One example, perhaps, I just read about this morning. In 1940, the Supreme Court held in Minersvile v. Gobitis that the First Amendment rights of a family of Jehovah's Witnesses were not violated when the children in school were compelled to salute and plede allegiance to the U.S. flag. In the subsequent case of West Virginia State Board of Education v. Barnette, three years later, the district court ruled against the school board - of which ruling Judge Starr in his book writes: "This was extraordinary. Federal district courts are duty-bound to obey the Supreme Court, whether they agree or not. Otherwise the system would break down. But this proved to be harmless error. For on appeal, the Supreme Court, by a vote 6-3, agreed with the contrarian district court . . . and overruled it own decision." Maybe that's what the liberal judges are hoping for in the Ninth Circuit.

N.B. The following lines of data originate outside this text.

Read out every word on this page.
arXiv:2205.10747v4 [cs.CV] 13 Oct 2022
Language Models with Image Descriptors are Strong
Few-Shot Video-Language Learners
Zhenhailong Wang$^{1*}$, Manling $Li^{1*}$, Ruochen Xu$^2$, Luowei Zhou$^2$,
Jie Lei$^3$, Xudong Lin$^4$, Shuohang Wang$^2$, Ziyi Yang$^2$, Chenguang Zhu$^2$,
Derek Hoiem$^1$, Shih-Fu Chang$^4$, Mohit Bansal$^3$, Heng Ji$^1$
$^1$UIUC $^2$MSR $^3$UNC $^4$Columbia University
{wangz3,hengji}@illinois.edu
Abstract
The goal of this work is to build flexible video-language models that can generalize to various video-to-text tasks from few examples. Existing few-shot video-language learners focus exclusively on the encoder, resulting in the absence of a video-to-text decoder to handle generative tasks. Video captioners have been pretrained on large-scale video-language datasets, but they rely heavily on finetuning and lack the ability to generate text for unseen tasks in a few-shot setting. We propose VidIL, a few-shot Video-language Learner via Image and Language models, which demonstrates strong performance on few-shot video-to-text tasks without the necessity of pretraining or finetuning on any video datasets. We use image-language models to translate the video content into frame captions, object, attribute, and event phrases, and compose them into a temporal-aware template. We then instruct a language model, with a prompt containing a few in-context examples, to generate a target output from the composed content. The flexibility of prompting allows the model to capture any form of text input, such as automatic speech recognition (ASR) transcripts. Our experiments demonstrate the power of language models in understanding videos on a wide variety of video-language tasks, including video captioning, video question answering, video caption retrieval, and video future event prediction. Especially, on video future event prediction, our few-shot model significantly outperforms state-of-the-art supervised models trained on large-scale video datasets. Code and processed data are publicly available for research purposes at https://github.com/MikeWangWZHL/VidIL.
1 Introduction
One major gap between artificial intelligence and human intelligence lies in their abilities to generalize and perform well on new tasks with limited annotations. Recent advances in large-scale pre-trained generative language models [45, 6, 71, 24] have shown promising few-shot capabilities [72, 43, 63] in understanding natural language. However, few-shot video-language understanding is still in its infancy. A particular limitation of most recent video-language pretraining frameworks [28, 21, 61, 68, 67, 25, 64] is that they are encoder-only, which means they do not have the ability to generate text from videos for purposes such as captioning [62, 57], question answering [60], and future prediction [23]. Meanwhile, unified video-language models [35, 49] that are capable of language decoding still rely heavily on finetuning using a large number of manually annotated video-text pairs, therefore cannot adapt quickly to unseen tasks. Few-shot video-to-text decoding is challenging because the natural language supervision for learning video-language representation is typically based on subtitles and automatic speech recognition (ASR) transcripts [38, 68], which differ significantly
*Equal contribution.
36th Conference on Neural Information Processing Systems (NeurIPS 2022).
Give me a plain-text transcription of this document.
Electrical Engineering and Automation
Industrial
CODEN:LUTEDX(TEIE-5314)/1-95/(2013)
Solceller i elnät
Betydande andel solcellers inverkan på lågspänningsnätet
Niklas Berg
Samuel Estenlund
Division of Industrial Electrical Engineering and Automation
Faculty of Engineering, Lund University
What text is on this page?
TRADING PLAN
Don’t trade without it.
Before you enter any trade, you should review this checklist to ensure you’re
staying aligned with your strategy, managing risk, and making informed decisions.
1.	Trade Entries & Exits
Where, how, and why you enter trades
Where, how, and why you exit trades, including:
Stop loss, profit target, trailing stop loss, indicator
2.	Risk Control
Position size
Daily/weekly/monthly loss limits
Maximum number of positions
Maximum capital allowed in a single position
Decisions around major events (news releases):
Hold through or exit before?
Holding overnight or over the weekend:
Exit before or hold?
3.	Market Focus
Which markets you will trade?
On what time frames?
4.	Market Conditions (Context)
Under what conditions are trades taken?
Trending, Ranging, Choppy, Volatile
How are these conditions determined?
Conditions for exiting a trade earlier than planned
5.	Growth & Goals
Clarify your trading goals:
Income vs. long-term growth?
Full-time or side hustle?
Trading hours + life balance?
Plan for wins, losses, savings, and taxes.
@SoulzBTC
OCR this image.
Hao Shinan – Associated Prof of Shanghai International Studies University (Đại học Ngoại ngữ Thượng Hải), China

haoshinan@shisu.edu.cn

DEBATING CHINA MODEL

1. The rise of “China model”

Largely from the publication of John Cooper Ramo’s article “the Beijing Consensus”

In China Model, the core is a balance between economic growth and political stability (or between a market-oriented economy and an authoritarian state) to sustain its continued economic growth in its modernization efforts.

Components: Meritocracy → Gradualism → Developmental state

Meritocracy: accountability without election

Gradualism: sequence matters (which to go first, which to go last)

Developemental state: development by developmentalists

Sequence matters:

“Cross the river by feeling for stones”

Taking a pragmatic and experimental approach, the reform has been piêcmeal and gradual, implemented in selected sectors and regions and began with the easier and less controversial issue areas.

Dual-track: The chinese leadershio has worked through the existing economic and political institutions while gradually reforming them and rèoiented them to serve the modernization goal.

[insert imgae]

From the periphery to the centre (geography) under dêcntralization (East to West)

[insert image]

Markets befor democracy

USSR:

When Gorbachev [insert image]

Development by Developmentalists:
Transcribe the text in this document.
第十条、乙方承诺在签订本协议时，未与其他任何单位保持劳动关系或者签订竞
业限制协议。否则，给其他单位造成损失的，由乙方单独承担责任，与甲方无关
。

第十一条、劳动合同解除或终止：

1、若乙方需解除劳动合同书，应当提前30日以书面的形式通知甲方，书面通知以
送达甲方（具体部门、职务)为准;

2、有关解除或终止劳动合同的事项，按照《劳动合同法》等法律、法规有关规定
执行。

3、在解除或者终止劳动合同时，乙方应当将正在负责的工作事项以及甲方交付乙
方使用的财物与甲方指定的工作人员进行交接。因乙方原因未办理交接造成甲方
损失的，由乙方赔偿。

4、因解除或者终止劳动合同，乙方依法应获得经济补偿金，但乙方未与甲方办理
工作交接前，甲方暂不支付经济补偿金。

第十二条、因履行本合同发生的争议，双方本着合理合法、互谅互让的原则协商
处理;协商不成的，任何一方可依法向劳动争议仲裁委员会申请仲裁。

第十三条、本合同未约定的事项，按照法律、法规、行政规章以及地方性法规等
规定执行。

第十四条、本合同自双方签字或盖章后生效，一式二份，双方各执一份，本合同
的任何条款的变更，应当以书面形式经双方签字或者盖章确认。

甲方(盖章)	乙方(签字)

Tennessee at least to be a state of which it could be said here in 1997 that "death penalty cases have largely bogged down in federal district courts for sometimes nearly a decade." The federal courts, for whatever reason, contributed to the fact that there were no executions in Tennessee for more than 20 years after the Tennessee legislature revised its laws to allow for reinstatement of the death penalty consistent with the decisions of the U.S. Supreme Court. Protesters claimed, as stated here, that the "personal bias against the death penalty" of one federal judge in Tennessee "makes him unfit to hear cases in which it is a factor." At one time, as stated here, the Tennessee Senate "passed a resolution supporting the impeachment" of the same judge because of his perceived obstructionism in death penalty cases. In 2002, Tennessee's Attorney General offered this explanation of the delay in executions in the state, explaining that apart from the role of individual judges and lawyers, "Tennessee has one of the most lengthy criminal appeals processes for death penalty cases in the United States."